Entrevista
Fuera de campo
Por Cynthia Sabat
Las noticias que llegan de Irán no son alentadoras: la batalla del establishment contra Batman, Harry Potter y Barbie parece de ciencia ficción, y su posicionamiento como amenaza nuclear global parece el trailer de una de George Lucas. En medio de ese escenario, Jafar Panahi hace cine: su última obra es una comedia de enredos con contenido social.

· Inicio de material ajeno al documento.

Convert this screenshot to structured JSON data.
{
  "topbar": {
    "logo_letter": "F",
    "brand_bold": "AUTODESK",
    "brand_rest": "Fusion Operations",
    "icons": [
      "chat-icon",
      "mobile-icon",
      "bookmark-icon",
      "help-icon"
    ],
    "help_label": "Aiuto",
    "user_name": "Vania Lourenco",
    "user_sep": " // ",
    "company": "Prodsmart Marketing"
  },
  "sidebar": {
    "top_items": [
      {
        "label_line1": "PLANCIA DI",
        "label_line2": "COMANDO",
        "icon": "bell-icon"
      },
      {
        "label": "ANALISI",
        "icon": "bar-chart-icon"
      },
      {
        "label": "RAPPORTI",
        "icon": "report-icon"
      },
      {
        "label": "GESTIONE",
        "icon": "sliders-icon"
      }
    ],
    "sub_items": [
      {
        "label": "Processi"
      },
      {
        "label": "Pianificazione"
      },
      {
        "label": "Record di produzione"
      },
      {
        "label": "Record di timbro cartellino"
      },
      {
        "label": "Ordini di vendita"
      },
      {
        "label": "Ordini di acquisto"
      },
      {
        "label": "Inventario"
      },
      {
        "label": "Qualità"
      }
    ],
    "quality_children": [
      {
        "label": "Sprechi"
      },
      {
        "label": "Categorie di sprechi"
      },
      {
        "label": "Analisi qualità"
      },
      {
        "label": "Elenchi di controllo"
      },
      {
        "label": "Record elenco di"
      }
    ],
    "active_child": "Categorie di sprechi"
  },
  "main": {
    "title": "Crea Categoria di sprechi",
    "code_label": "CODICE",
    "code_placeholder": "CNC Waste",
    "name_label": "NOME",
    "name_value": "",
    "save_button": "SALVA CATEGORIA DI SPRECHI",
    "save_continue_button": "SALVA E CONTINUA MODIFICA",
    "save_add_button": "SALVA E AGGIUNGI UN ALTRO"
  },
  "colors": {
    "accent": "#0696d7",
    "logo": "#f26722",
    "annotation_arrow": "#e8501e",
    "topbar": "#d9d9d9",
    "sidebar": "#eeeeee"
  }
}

Offside es el nombre de esta sorpresa que llegó de Oriente directo a la cartelera porteña, para reponer a aquel vapuleado slogan del pasado su razón de ser: La imaginación al poder.
¿Qué lo llevó a hacer esta película? ¿Qué lo inspiró?
Todo comenzó hace unos cinco años. Soy fanático del fútbol y quería ir al estadio a ver un partido. Mi hija, que en ese momento tenía 12 años, quiso ir conmigo. Le dije que no la iban a dejar entrar, pero ella insistió diciéndome que como era una nena tal vez la dejaran. Entonces le dije: si vamos a la puerta del estadio y no te dejan entrar, vas a tener que volverte. Con mi mujer y mi hija nos subimos al auto y llegamos a la puerta del estadio. Fuimos hasta la puerta, insistí para que la dejaran entrar pero no lo hicieron. Cuando mi hija me vio discutir trató de apartarme y me dijo: Papá, no es necesario que supliques. Vos andá y esperame adentro. Diez minutos más tarde estaba leyendo el diario, y ella apareció parada a mi lado. Le pregunté cómo hizo para entrar, y me contestó que las nenas siempre encuentran alguna solución. En ese momento no me contó cómo fue que logró entrar, pero me puse a imaginar qué es lo haría una mujer en esa situación. Esa inquietud me quedó dando vueltas en la cabeza, hasta que surgió la película.
Está claro que de eso se trata Offside: de cómo las mujeres se las arreglan con su gran imaginación y poder de seducción para cumplir sus deseos en un ambiente hostil.
Cada vez de que en mi país hubo alguna posibilidad de que una mujer se expresara, se destacara, yo la apoyé. Por un lado existen muchas limitaciones para las mujeres en Irán, pero por otro en las universidades son el 60 por ciento de los estudiantes. Pero esa cuestión va a cambiar porque el nuevo gobierno quiere implementar un sistema de cupos de ingreso por sexo. La discriminación que se ve en la película, se quiere aplicar a todos los ámbitos de la vida.
¿O sea que la vida de las mujeres en Irán tiende a ser peor en vez de mejorar?
No quiero limitarme a hablar de la problemática de la mujer. Donde hay una limitación para la mujer, es probable que el hombre tenga un poco más de libertad, pero está limitado al fin, está en el círculo. Tal vez tenga un campo de acción un poco mayor, pero la discriminación es un problema que afecta a toda la sociedad. No me gusta la idea de la división hombre-mujer. Lógicamente en una sociedad machista, en un gobierno de hombres, las limitaciones para las mujeres son mayores. Eso no quiere decir que el hombre sea libre ni que pueda hacer lo que quiera. Por ejemplo en la película, el soldado que impide la entrada a las mujeres al estadio se siente muy incómodo con lo que está haciendo. El problema está instalado en toda la sociedad.
En la película el humor aparece como una herramienta de resistencia ante la opresión.
En mis películas utilizo el humor dependiendo de la temática. Por ejemplo El círculo no tiene tanto humor, porque la situación no daba para eso. Pero en este caso la situación era así, tragicómica. En el estadio había una pared y las mujeres no podían mirar más allá. La discriminación es tan fuerte y notoria, es tan gráfica que cualquier explicación que le den se cae, no tiene sentido. Cuando el soldado empieza a dar motivos de por qué no pueden pasar, la situación es graciosa. Las chicas tratan de convencerlo, y dan argumentos tan fuertes que ya no tiene nada más para decir. El humor está ahí.